Wednesday, March 25, 2009


From Barbara Garriock-
Please note this is my personal opinion in response to the recent Listener editorial!

Compare and contrast the two pictures there!

The current National Library was designed in the 1970's. As the architects were working within a book-based paradigm, the building was "fit for purpose", that is, designed to house the physical resources, and provide working space for the people who serviced the collection.The building is a typical example of the "new brutalism" concrete design trend of the 1970's, which unfortunately still continues to emphasise a misconceived stereotypical perception of the National Library - a frowning, forbidding fortress mentality - a portcullis of gate-keeping designed to protect the treasures from the barbarians outside.

The collections and staff are now at risk from the failings of the plant and machinery originally installed to preserve and protect them. Replacement of equipment and repair of leaks cannot happen with the collection and people in-situ.

So while the building is empty, the leaders of the National Library have decided to seize the opportunity to repurpose the space to meet the changed requirements of the preservation of and access to New Zealand's heritage.The proposed design is a visionary leap into the future, yet maintains a balance between the twin poles of preservation and access.

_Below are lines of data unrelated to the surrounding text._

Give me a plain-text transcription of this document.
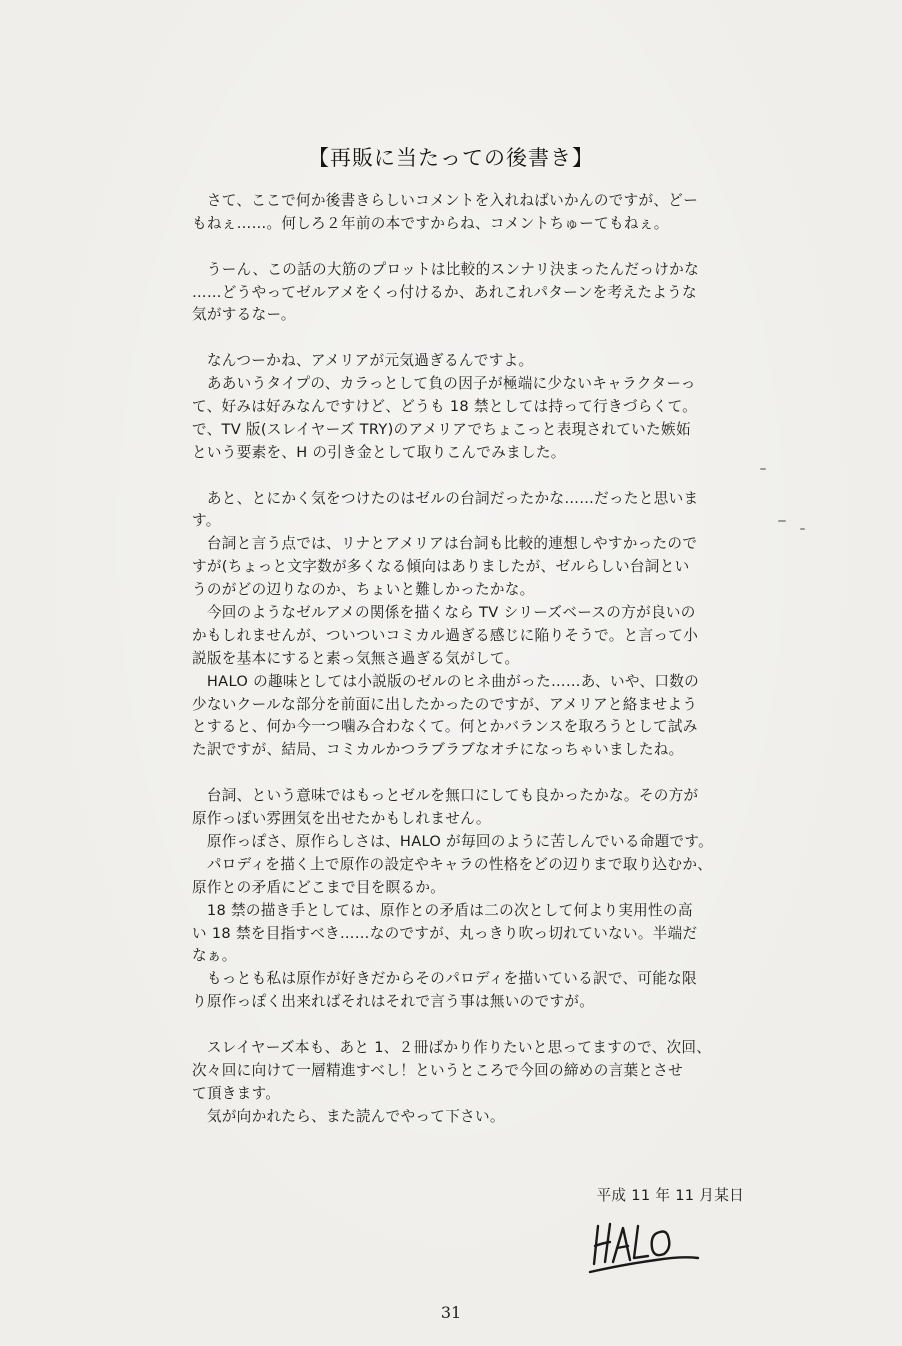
【再販に当たっての後書き】
　さて、ここで何か後書きらしいコメントを入れねばいかんのですが、どー
もねぇ……。何しろ２年前の本ですからね、コメントちゅーてもねぇ。
　うーん、この話の大筋のプロットは比較的スンナリ決まったんだっけかな
……どうやってゼルアメをくっ付けるか、あれこれパターンを考えたような
気がするなー。
　なんつーかね、アメリアが元気過ぎるんですよ。
　ああいうタイプの、カラっとして負の因子が極端に少ないキャラクターっ
て、好みは好みなんですけど、どうも 18 禁としては持って行きづらくて。
で、TV 版(スレイヤーズ TRY)のアメリアでちょこっと表現されていた嫉妬
という要素を、H の引き金として取りこんでみました。
　あと、とにかく気をつけたのはゼルの台詞だったかな……だったと思いま
す。
　台詞と言う点では、リナとアメリアは台詞も比較的連想しやすかったので
すが(ちょっと文字数が多くなる傾向はありましたが、ゼルらしい台詞とい
うのがどの辺りなのか、ちょいと難しかったかな。
　今回のようなゼルアメの関係を描くなら TV シリーズベースの方が良いの
かもしれませんが、ついついコミカル過ぎる感じに陥りそうで。と言って小
説版を基本にすると素っ気無さ過ぎる気がして。
　HALO の趣味としては小説版のゼルのヒネ曲がった……あ、いや、口数の
少ないクールな部分を前面に出したかったのですが、アメリアと絡ませよう
とすると、何か今一つ噛み合わなくて。何とかバランスを取ろうとして試み
た訳ですが、結局、コミカルかつラブラブなオチになっちゃいましたね。
　台詞、という意味ではもっとゼルを無口にしても良かったかな。その方が
原作っぽい雰囲気を出せたかもしれません。
　原作っぽさ、原作らしさは、HALO が毎回のように苦しんでいる命題です。
　パロディを描く上で原作の設定やキャラの性格をどの辺りまで取り込むか、
原作との矛盾にどこまで目を瞑るか。
　18 禁の描き手としては、原作との矛盾は二の次として何より実用性の高
い 18 禁を目指すべき……なのですが、丸っきり吹っ切れていない。半端だ
なぁ。
　もっとも私は原作が好きだからそのパロディを描いている訳で、可能な限
り原作っぽく出来ればそれはそれで言う事は無いのですが。
　スレイヤーズ本も、あと 1、２冊ばかり作りたいと思ってますので、次回、
次々回に向けて一層精進すべし！というところで今回の締めの言葉とさせ
て頂きます。
　気が向かれたら、また読んでやって下さい。
平成 11 年 11 月某日
31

The new building design symbolises this. The walls are transparent, but solid. What was hidden is now open to view. Inside are improved research facilities, particularly for the Alexander Turnbull collection, and public space where facets of the entire collection can be accessed in both physical and virtual ways.

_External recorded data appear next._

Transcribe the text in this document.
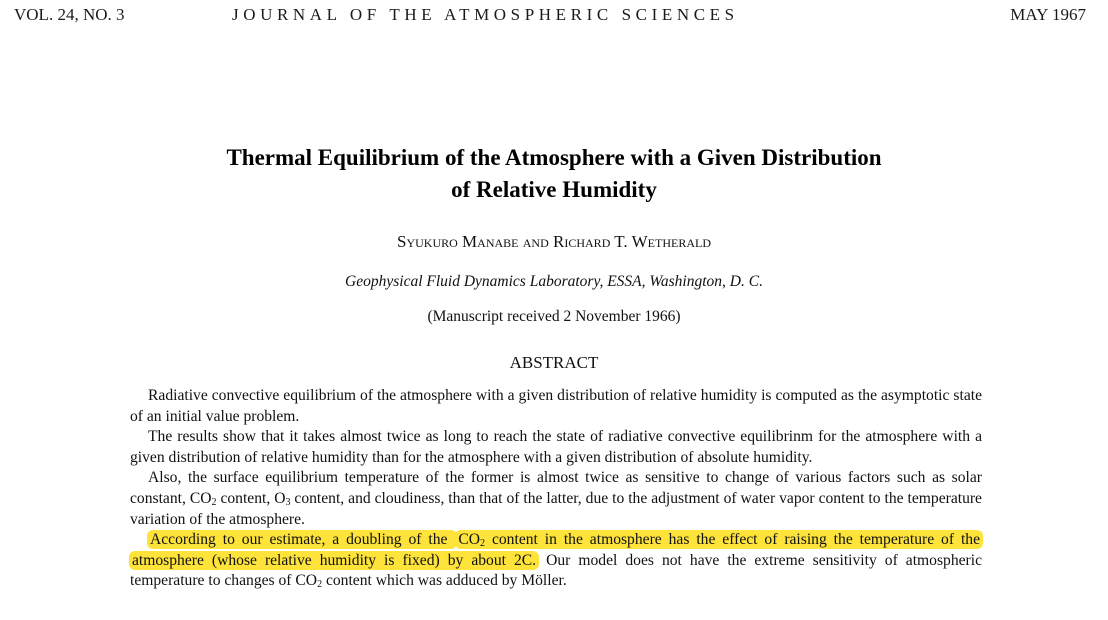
VOL. 24, NO. 3	JOURNAL OF THE ATMOSPHERIC SCIENCES	MAY 1967
Thermal Equilibrium of the Atmosphere with a Given Distribution
of Relative Humidity
Syukuro Manabe and Richard T. Wetherald
Geophysical Fluid Dynamics Laboratory, ESSA, Washington, D. C.
(Manuscript received 2 November 1966)
ABSTRACT

Radiative convective equilibrium of the atmosphere with a given distribution of relative humidity is computed as the asymptotic state of an initial value problem.

The results show that it takes almost twice as long to reach the state of radiative convective equilibrinm for the atmosphere with a given distribution of relative humidity than for the atmosphere with a given distribution of absolute humidity.

Also, the surface equilibrium temperature of the former is almost twice as sensitive to change of various factors such as solar constant, $CO_2$ content, $O_3$ content, and cloudiness, than that of the latter, due to the adjustment of water vapor content to the temperature variation of the atmosphere.

According to our estimate, a doubling of the $CO_2$ content in the atmosphere has the effect of raising the temperature of the atmosphere (whose relative humidity is fixed) by about 2C. Our model does not have the extreme sensitivity of atmospheric temperature to changes of $CO_2$ content which was adduced by Möller.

A National Library is not the sole preserve of the professional academic, nor is it a public library. It is a place that coagulates our national identity, preserves our knowledge and encourages the generation of ideas. This country needs an iconic building that reinforces that message to all New Zealanders.

Barbara Garriock

Footnote:
Above was sent to me by a friend, in the library wworld I understand Barbara Garriock is the Chief Librarian for Auckland MIT .

3 comments:

keri h said...

Sunlight & collected print materials do not mix (yes, I know the collections will exist in containers.)Glass and earthquakes do not mix.Setting up e-platforms which will date *extremely* quickly- and devoting an truly undue amount of physical space for them is bizarre. And - talking of brutalist - a fickin' awful
environmentally unsound spiky building for the premier ANZ collections - well, at least in Wellington (I'll still back the Hocken)- is profoundly stupid.

Anonymous said...

Do the last two sentences in Ms Garriock's effusion make any sense?

Bemused said...

As a librarian with many years experience I am not confident that the National Library's plans are for the better. I can't see why it is at all necessary at a time when the economy and the public service are suffering. By all means fix the leaks in the building, but for $70+ million I would expect more than just 10 years more storage and another glass monstrosity. If there are storage problems can we not find other storage solutions off-site.